You are the Christ, the Son of the Living God (Mt. 16:16).After that bold confession, Jesus goes on (in Matthew) to give Peter the keys to the kingdom, or so it seems.
What that confession does is place Jesus at the center of the conversation. As Christians, we are followers of Jesus, the one who is the Messiah and who is Lord. If you've read John Dominic Crossan or Marcus Borg, you know that the titles of Jesus have political connotations. That is, the early Christians were making political statements by suggesting that Jesus was Lord and Son of God -- for these were titles given to the emperor.

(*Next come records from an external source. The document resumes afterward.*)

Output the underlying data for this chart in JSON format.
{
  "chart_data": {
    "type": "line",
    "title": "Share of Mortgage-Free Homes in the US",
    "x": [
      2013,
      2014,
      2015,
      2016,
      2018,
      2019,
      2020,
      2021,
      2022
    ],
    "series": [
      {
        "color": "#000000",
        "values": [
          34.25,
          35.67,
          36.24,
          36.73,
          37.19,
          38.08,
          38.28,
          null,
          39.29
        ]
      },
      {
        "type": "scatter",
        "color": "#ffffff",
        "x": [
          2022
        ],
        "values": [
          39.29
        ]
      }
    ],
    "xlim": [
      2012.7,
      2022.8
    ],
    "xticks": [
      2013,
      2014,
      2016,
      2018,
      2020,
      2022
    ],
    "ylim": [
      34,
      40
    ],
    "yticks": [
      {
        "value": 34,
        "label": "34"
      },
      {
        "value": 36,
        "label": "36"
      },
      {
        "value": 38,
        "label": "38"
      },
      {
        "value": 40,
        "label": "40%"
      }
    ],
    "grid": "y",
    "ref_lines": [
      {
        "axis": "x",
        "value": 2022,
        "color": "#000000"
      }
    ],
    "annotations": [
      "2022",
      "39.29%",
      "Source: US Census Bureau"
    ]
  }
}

There is another aspect to this conversation and that has to do with the scandal of particularity. That is, if Jesus is as Colossians suggests "the image of the invisible God" (Col. 1:15), does his gender or ethnicity have some definitiveness to it? Could God have been just as easily incarnated as a woman? Or some other ethnicity?
On the second issue, we must be careful, because over time anti-Semitism did creep into Christian conversations, and Jesus' Jewishness was diminished. That has been restored.
But as for the maleness -- what does it say about Jesus, about God, and about humanity?
Elizabeth Johnson, a Christian feminist theologian, writes:
The gender of Jesus has been taken to be the mode or paradigm of what it means to be human. This is interpreted literally to mean that maleness is closer to the human idea than is femaleness. Proof of this attitude can be seen in reactions to the hypothetical question about the incarnation. The Word became flesh: God who is beyond gender became a human being. Could God have become a human being as a woman? The question strikes some people as silly or worse. Theologically, though, the answer is Yes. Why not? If women are genuinely human and if God is the deep mystery of holy love, then what is to prevent such an incarnation? But taking for granted the implicitly inferiority of women, Christian theology has dignified maleness as the only genuine way of being human, thus making Jesus' embodiment as male an ontological necessity rather than a historical option. (Elizabeth Johnson, Consider Jesus, Crossroad, 1990, p. 107).
So, if Jesus reveals God to us -- how do we take his maleness?
Note on the picture -- this statue of the crucified woman by Almut Lutkenhaus-Lackey is found in the garden at Emmanuel College, University of Toronto.